Why would anyone want to see me naked? That was just gross. I sure didn’t want to see anyone naked.

He didn’t answer right away, but when he did his voice came out clear. “Because you’re s-s-soft and sweet. I’d never hurt you. I just want to l-l-l-look at you. That’s all, I s-s-s-swear.”

I thought he was crazy. What was I supposed to do? I could run, but he was between me and the door. Daniel could easily block my path.

“P-p-piper? C-c-come on n-n-n-now.

If I just do this and get it over with, then I can go to bed. I felt sick at my stomach and more than a little ashamed. Then again, there was that spark of excitement that thought of someone wanting to
just
look at me, which made me feel somewhat wanted. Ugly, skinny pale me.

If looking was all, I could live with it, and Daniel was always nice to me. I trusted him. We had spent many hours together, and he had never harmed me. Not ever.

I sucked in my breath, numb with cold now. It was the second week of January, and we had a wood furnace that barely heated one room. With shaking fingers and great reluctance, I gathered myself, and finally I said, “Okay,” through clenched teeth.

Slowly, with my eyes shut, I opened the curtain. I stood naked for at least a minute. When I did finally open my eyes, Daniel was
just
looking at me.

Pitiful and pathetic as he was, I was unafraid and unashamed. After another minute of taking me in, he slowly came towards me. I stood stock-still as he wrapped me in my towel. I tensed when he put his arms around me, rubbing my back, up then down, up then down, in long slow strokes. My entire body was shaking.

“Shh, shh, shh, beautiful girl,” he whispered and kissed my forehead, “C-c-come out of there and l-l-l-let me d-d-dry your pretty hair.”

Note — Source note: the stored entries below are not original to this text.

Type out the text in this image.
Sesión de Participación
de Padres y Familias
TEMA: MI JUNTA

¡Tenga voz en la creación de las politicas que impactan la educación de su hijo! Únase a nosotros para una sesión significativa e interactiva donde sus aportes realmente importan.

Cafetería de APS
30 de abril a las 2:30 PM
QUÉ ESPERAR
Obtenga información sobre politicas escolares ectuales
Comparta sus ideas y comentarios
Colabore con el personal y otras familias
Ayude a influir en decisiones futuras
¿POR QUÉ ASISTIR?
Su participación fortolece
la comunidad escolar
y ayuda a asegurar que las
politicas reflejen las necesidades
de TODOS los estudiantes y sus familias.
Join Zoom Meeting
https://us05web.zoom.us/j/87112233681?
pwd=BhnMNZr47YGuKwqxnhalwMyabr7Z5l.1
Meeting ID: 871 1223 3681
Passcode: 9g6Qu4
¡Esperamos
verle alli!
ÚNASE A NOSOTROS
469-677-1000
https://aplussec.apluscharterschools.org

“I would rather you not Daniel,”

He insisted I allow him to dry my hair. I just wanted to be left alone, but then again, this made me feel pretty. Cared for. Something I hadn’t had in a long time. I thirsted for attention and was in the same breath afraid I was going to hell for it.

I gave in and allowed him to dry my hair, as long as I was covered with my towel. What was wrong with him just drying my hair? I ask myself this question over and over until it was done. When Daniel finally finished, I felt him pick up a strand of my hair and smell it. It was creepy. His fingers slid gently down my hair, from crown to end, then Daniel turned and left the bathroom without another word.

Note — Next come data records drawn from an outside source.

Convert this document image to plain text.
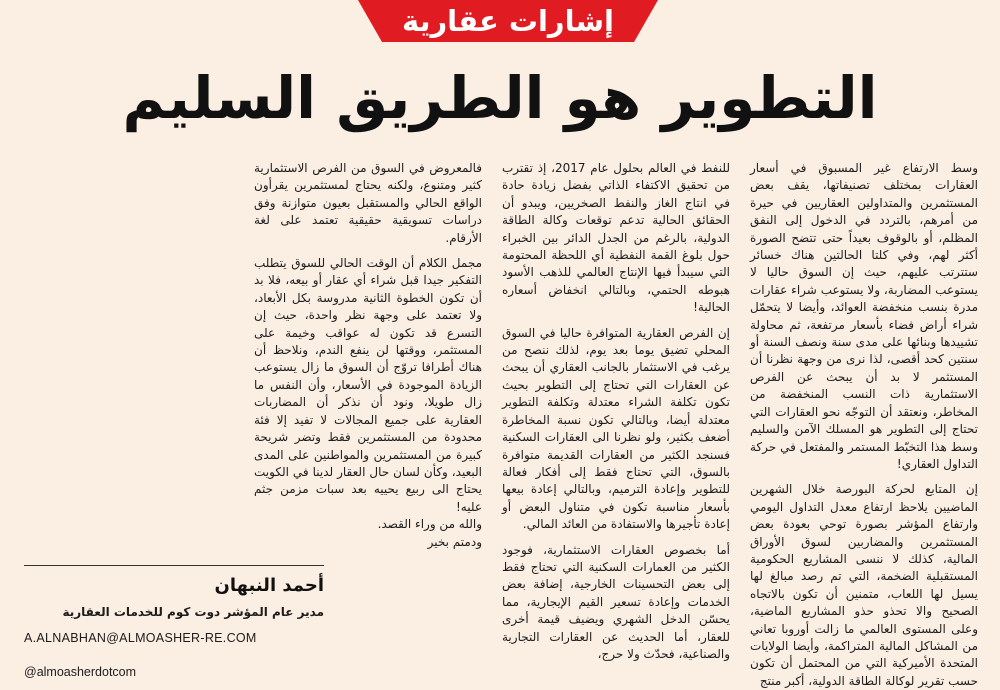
إشارات عقارية
التطوير هو الطريق السليم

وسط الارتفاع غير المسبوق في أسعار العقارات بمختلف تصنيفاتها، يقف بعض المستثمرين والمتداولين العقاريين في حيرة من أمرهم، بالتردد في الدخول إلى النفق المظلم، أو بالوقوف بعيداً حتى تتضح الصورة أكثر لهم، وفي كلتا الحالتين هناك خسائر ستترتب عليهم، حيث إن السوق حاليا لا يستوعب المضاربة، ولا يستوعب شراء عقارات مدرة بنسب منخفضة العوائد، وأيضا لا يتحمّل شراء أراض فضاء بأسعار مرتفعة، ثم محاولة تشييدها وبنائها على مدى سنة ونصف السنة أو سنتين كحد أقصى، لذا نرى من وجهة نظرنا أن المستثمر لا بد أن يبحث عن الفرص الاستثمارية ذات النسب المنخفضة من المخاطر، ونعتقد أن التوجّه نحو العقارات التي تحتاج إلى التطوير هو المسلك الآمن والسليم وسط هذا التخبّط المستمر والمفتعل في حركة التداول العقاري!

إن المتابع لحركة البورصة خلال الشهرين الماضيين يلاحظ ارتفاع معدل التداول اليومي وارتفاع المؤشر بصورة توحي بعودة بعض المستثمرين والمضاربين لسوق الأوراق المالية، كذلك لا ننسى المشاريع الحكومية المستقبلية الضخمة، التي تم رصد مبالغ لها يسيل لها اللعاب، متمنين أن تكون بالاتجاه الصحيح والا تحذو حذو المشاريع الماضية، وعلى المستوى العالمي ما زالت أوروبا تعاني من المشاكل المالية المتراكمة، وأيضا الولايات المتحدة الأميركية التي من المحتمل أن تكون حسب تقرير لوكالة الطاقة الدولية، أكبر منتج

للنفط في العالم بحلول عام 2017، إذ تقترب من تحقيق الاكتفاء الذاتي بفضل زيادة حادة في انتاج الغاز والنفط الصخريين، ويبدو أن الحقائق الحالية تدعم توقعات وكالة الطاقة الدولية، بالرغم من الجدل الدائر بين الخبراء حول بلوغ القمة النفطية أي اللحظة المحتومة التي سيبدأ فيها الإنتاج العالمي للذهب الأسود هبوطه الحتمي، وبالتالي انخفاض أسعاره الحالية!

إن الفرص العقارية المتوافرة حاليا في السوق المحلي تضيق يوما بعد يوم، لذلك ننصح من يرغب في الاستثمار بالجانب العقاري أن يبحث عن العقارات التي تحتاج إلى التطوير بحيث تكون تكلفة الشراء معتدلة وتكلفة التطوير معتدلة أيضا، وبالتالي تكون نسبة المخاطرة أضعف بكثير، ولو نظرنا الى العقارات السكنية فسنجد الكثير من العقارات القديمة متوافرة بالسوق، التي تحتاج فقط إلى أفكار فعالة للتطوير وإعادة الترميم، وبالتالي إعادة بيعها بأسعار مناسبة تكون في متناول البعض أو إعادة تأجيرها والاستفادة من العائد المالي.

أما بخصوص العقارات الاستثمارية، فوجود الكثير من العمارات السكنية التي تحتاج فقط إلى بعض التحسينات الخارجية، إضافة بعض الخدمات وإعادة تسعير القيم الإيجارية، مما يحسّن الدخل الشهري ويضيف قيمة أخرى للعقار، أما الحديث عن العقارات التجارية والصناعية، فحدّث ولا حرج،

فالمعروض في السوق من الفرص الاستثمارية كثير ومتنوع، ولكنه يحتاج لمستثمرين يقرأون الواقع الحالي والمستقبل بعيون متوازنة وفق دراسات تسويقية حقيقية تعتمد على لغة الأرقام.

مجمل الكلام أن الوقت الحالي للسوق يتطلب التفكير جيدا قبل شراء أي عقار أو بيعه، فلا بد أن تكون الخطوة الثانية مدروسة بكل الأبعاد، ولا تعتمد على وجهة نظر واحدة، حيث إن التسرع قد تكون له عواقب وخيمة على المستثمر، ووقتها لن ينفع الندم، ونلاحظ أن هناك أطرافا تروّج أن السوق ما زال يستوعب الزيادة الموجودة في الأسعار، وأن النفس ما زال طويلا، ونود أن نذكر أن المضاربات العقارية على جميع المجالات لا تفيد إلا فئة محدودة من المستثمرين فقط وتضر شريحة كبيرة من المستثمرين والمواطنين على المدى البعيد، وكأن لسان حال العقار لدينا في الكويت يحتاج الى ربيع يحييه بعد سبات مزمن جثم عليه!

والله من وراء القصد.

ودمتم بخير

أحمد النبهان
مدير عام المؤشر دوت كوم للخدمات العقارية
A.ALNABHAN@ALMOASHER-RE.COM
@almoasherdotcom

I breathed deep and dressed at warp speed in my too-small pajamas. My lips were blue with cold, or maybe shock. I didn’t know. I went to bed feeling dirty, as if soap had never touched my skin. Never had I wished for my Nana more than that night. Scared, lonely, and confused, I said a small prayer, and went to sleep watching
Who’s the Boss?
on my black and white TV.

I woke up to my mother vacuuming the bare rugs in the living room. I had no clue what time it was and guessed it had to be early. A glance at the clock on wall told me it was five a.m. I looked at my mother wishing I could tell her the strange event with Daniel, but I knew she wouldn’t care anyway.

A cigarette and the cord in one hand, and the handle in the other, she pushed and pulled the vacuum in one spot, long enough for me to realize that it was very early and she was drunk. She had probably not been to bed at all the night before.

Every few days she would go into these crazed cleaning fits. Wiping everything. Vacuuming. The woman slept in her own vomit most nights, yet when these urges hit, you had better stay out of the way, or you would pay dearly. I wiped the sleep from my eyes, and went to the bathroom to wash my face and brush my teeth.

I felt nauseated at the sight of the torn shower curtain. When I reentered my room I noticed an old movie playing. Gregory Peck. One of my favorites. The volume was turned down as usual, because I left it on day and night. I knew the film by heart and knew the words without hearing them. The movie was
Behold a Pale Horse
, one of Papaw’s favorites, as well as mine.

Absently, I began to change. I had my shirt over my head with my vision blocked when the first blow landed, knocking me to the floor. I knew instantly my mother was upon me.